Tunisia OKs Islamic sukuk bond issues
LONDON - ReutersTunisia’s parliament has passed a law that will allow the state to issue Islamic bonds, or sukuk, a move that could help narrow a gaping budget deficit and boost foreign currency reserves, which have fallen to critically low levels.
Finance Minister Elyess Fakhfakh told parliament that his ministry planned sometime in November or December to issue a sovereign sukuk to raise $700 million. The government, led by moderate Islamists, is keen to develop Islamic finance, which was neglected by the autocratic secular regime for ideological reasons before the 2011 revolution. A Tunisian sukuk issue could potentially attract large amounts of Islamic-oriented funds from the wealthy Gulf.

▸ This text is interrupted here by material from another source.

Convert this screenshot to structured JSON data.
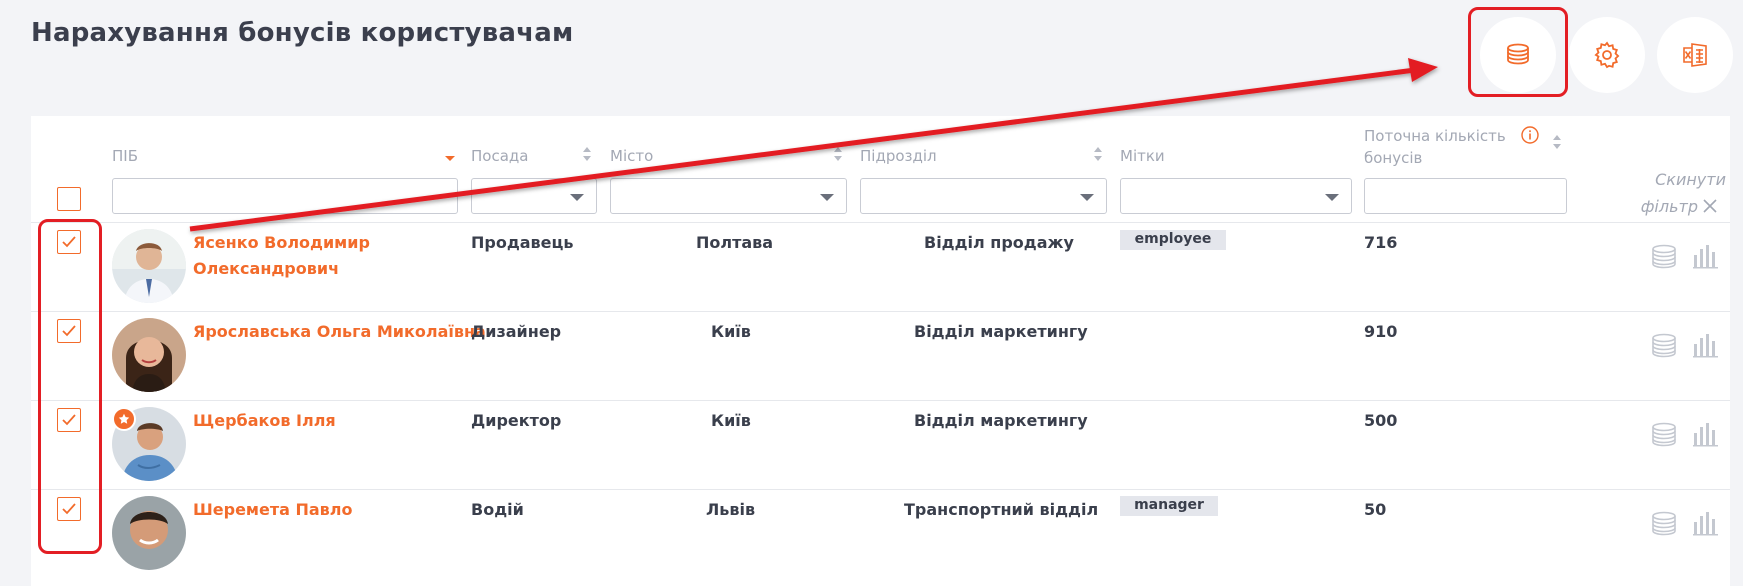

The bill received 102 votes in favour in the vote in parliament, held ina closed session late on July 17. “Tunisia’s financial difficulties require the mobilisation of all resources, including Islamic sukuk,” Fakhfakh said.
Tunisia is running a large state budget deficit, which it has projected at about $3.2 billion this year, and political tensions are hurting its ability to finance itself.
The assassination of opposition figure Shukri Belaïd in February sparked the worst political crisis since Zine al-Abidine Ben Ali was toppled as president more than two years ago. The crisis ended with the resignation of the government and the formation of a new one headed by the Islamist Ali Larayedh.
Tunisia, which has also signed a $1.7 billion standby loan agreement with the IMF, is struggling with rising inflation and a big external deficit.